This is an XQuery implementation of vaderSentiment.
Good question. The Python implementation works well. My particular problem involved a large dataset already existing on a MarkLogic server. Given the time I had to work on the project and the number of items that needed analysis porting, this library to XQuery made sense.
This XQuery library is intended to be installed as a submodule within your project. I would suggest something along the lines of:
$ git submodule add <repo-url>
Unit tests are written using the xray library. I recommend installing this as a submodule to the parent project.
vaderSentiment contains a lexicon that it uses to determine a word's valence score. I've created a transform that will ingest the vader-lexicon and transform it into an xml document that this library uses.
This transform is intended to be called by MLCP. If you're using mlGradle, add a task like:
task importLexicon(type: com.marklogic.gradle.task.MlcpTask){
classpath = configurations.mlcp
command = "IMPORT"
port = Integer.parseInt(mlXccPort)
database = mlAppConfig.contentDatabaseName
input_file_path = "src/main/ml-modules/root/modules/vaderXquery/*.txt"
output_uri_replace = ".*vader, '/vader'"
output_uri_suffix = ".xml"
document_type = "text"
input_file_type = "documents"
transform_module = "/modules/vaderXquery/transform-lexicon.xqy"

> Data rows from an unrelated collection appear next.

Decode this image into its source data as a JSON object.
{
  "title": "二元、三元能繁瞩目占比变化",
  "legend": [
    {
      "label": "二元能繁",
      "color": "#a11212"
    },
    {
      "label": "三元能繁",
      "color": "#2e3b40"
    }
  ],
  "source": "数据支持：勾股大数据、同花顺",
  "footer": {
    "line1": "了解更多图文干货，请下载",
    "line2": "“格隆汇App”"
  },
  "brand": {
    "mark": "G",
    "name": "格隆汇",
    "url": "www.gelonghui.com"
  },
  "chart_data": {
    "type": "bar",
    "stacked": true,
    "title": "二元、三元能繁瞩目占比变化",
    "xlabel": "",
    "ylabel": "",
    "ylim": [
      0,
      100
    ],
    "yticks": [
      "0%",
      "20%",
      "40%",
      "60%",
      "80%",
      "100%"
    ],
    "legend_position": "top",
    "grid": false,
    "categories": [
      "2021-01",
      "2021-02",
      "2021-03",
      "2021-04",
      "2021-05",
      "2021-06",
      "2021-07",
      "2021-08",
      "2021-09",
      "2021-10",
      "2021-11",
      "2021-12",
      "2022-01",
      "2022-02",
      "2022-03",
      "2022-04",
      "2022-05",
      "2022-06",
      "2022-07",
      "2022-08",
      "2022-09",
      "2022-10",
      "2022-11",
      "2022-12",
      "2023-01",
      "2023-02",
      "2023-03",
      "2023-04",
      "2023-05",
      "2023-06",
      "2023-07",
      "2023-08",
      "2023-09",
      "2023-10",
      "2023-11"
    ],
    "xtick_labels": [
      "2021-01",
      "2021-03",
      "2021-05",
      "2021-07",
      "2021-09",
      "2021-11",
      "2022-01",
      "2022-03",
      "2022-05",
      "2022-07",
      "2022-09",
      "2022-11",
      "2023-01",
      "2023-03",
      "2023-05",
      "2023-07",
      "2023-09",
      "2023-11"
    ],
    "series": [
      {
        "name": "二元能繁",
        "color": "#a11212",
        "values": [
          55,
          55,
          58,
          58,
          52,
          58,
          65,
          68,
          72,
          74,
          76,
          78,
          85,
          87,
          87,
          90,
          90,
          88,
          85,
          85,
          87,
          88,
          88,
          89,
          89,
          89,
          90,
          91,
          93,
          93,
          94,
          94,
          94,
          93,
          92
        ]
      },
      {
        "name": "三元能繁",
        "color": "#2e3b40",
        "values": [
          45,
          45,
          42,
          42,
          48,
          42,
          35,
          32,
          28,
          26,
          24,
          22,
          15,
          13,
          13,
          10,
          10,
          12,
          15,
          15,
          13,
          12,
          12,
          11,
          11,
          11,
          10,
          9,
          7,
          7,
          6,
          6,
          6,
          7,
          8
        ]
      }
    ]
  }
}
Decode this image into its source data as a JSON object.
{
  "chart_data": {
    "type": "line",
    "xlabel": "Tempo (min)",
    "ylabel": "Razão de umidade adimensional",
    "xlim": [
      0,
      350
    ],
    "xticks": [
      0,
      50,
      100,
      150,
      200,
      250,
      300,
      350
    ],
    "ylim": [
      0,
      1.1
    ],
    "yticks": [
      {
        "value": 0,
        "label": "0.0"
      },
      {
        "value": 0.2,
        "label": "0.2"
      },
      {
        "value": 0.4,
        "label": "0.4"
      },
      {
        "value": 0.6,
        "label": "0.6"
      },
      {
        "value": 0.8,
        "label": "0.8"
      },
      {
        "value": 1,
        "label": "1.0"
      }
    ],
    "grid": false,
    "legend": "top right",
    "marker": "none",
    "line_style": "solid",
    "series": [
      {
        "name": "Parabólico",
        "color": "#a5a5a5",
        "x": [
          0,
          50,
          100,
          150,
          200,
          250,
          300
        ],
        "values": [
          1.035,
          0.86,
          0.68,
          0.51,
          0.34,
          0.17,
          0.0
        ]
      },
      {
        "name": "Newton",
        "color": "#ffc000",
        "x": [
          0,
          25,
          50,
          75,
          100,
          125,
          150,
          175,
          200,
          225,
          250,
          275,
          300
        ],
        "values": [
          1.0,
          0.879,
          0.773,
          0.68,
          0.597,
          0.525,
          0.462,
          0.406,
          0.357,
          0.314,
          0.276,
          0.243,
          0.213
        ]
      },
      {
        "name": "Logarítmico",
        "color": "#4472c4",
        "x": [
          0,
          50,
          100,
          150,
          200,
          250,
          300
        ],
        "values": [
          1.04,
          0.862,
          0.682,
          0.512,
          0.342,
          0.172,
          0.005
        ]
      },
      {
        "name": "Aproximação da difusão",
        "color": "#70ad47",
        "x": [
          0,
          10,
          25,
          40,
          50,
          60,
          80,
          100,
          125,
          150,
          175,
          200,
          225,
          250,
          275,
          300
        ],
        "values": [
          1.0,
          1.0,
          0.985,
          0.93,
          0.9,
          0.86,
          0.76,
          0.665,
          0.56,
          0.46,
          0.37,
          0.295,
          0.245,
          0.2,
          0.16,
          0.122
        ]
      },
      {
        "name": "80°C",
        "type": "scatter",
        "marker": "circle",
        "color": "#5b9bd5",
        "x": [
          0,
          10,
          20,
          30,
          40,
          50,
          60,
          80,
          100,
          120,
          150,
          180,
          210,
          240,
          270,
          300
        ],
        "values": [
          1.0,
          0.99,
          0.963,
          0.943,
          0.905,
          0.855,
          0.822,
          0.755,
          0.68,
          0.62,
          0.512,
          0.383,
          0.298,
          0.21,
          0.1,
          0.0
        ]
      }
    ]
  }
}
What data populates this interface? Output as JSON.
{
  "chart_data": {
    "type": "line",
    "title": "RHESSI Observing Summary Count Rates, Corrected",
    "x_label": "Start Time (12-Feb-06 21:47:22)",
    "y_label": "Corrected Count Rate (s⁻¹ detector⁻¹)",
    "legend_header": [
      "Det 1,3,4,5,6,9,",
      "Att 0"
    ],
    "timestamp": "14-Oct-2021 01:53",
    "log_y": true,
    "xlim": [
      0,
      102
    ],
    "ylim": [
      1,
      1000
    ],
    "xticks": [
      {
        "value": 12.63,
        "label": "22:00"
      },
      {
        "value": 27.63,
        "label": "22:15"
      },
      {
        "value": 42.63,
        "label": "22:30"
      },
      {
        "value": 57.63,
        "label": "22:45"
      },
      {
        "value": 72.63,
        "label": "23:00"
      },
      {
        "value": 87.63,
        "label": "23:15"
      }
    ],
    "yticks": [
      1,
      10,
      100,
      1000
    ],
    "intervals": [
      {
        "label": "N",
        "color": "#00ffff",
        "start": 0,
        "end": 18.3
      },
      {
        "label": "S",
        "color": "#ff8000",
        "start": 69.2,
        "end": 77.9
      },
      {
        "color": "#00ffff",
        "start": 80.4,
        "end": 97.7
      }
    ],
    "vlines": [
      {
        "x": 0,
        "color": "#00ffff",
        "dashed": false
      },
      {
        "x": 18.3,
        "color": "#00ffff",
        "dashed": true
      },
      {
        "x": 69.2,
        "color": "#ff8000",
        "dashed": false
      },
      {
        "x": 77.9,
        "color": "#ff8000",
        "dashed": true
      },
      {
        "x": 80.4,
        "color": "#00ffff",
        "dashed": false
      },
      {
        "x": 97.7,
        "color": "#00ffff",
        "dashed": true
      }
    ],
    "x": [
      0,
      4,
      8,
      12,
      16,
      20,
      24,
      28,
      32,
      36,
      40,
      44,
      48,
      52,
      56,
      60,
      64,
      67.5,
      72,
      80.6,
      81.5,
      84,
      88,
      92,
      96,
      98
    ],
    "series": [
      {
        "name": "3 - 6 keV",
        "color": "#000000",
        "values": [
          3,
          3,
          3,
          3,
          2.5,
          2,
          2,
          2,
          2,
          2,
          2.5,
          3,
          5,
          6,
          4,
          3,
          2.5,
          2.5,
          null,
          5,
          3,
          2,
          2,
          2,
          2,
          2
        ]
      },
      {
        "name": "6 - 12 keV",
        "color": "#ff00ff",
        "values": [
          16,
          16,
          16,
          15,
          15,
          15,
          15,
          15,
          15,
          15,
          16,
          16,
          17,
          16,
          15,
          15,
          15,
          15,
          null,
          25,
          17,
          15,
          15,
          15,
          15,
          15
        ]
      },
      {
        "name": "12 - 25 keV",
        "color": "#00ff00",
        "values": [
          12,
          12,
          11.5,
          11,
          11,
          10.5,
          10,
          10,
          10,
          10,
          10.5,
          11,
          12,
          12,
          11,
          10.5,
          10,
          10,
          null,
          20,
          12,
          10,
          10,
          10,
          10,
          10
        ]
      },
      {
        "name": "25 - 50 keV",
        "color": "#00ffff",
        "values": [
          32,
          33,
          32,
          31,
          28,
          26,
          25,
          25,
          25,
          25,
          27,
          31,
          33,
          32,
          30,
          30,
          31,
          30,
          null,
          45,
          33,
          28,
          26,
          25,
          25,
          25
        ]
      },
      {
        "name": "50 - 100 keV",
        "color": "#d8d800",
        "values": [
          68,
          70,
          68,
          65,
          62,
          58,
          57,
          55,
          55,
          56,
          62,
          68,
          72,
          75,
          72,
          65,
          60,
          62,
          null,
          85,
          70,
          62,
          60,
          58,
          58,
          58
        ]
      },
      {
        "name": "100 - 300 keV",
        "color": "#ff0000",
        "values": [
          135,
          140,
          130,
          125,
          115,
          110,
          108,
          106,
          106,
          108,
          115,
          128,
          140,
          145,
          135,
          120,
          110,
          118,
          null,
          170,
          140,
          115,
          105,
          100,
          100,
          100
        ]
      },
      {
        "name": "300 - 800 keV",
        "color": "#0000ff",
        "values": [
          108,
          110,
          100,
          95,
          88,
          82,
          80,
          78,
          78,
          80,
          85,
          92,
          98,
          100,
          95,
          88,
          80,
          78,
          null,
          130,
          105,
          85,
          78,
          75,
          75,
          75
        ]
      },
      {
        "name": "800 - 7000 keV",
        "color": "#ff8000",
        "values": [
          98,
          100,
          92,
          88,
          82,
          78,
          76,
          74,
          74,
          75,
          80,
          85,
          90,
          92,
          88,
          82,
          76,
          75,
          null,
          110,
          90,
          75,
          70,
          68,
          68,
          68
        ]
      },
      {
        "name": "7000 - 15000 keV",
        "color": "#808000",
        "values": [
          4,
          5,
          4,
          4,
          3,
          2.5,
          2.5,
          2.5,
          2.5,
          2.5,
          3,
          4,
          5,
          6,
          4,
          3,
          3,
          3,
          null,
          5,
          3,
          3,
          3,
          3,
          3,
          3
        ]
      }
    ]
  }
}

transform_namespace = "http://vaderSentiment/vader/transform"
}
You'll need to adjust accordingly if you placed this submodule elsewhere.
The general entry point for this module is polarity_scores()
. This function expects a sentence, and returns a map of scores. The score you most likely care about is the compound
score. Please see vaderSentiment for a full description of what this means.
polarity_scores
returns a map that looks like:
map:new((
map:entry("neg", xs:decimal()),
map:entry("pos", xs:decimal()),
map:entry("neu", xs:decimal()),
map:entry("compound", xs:decimal())
))
In general, the compound
score is what you care about. This is a value that ranges from -1 to +1. A negative score indicates a negative sentiment, a positive score a positive sentiment.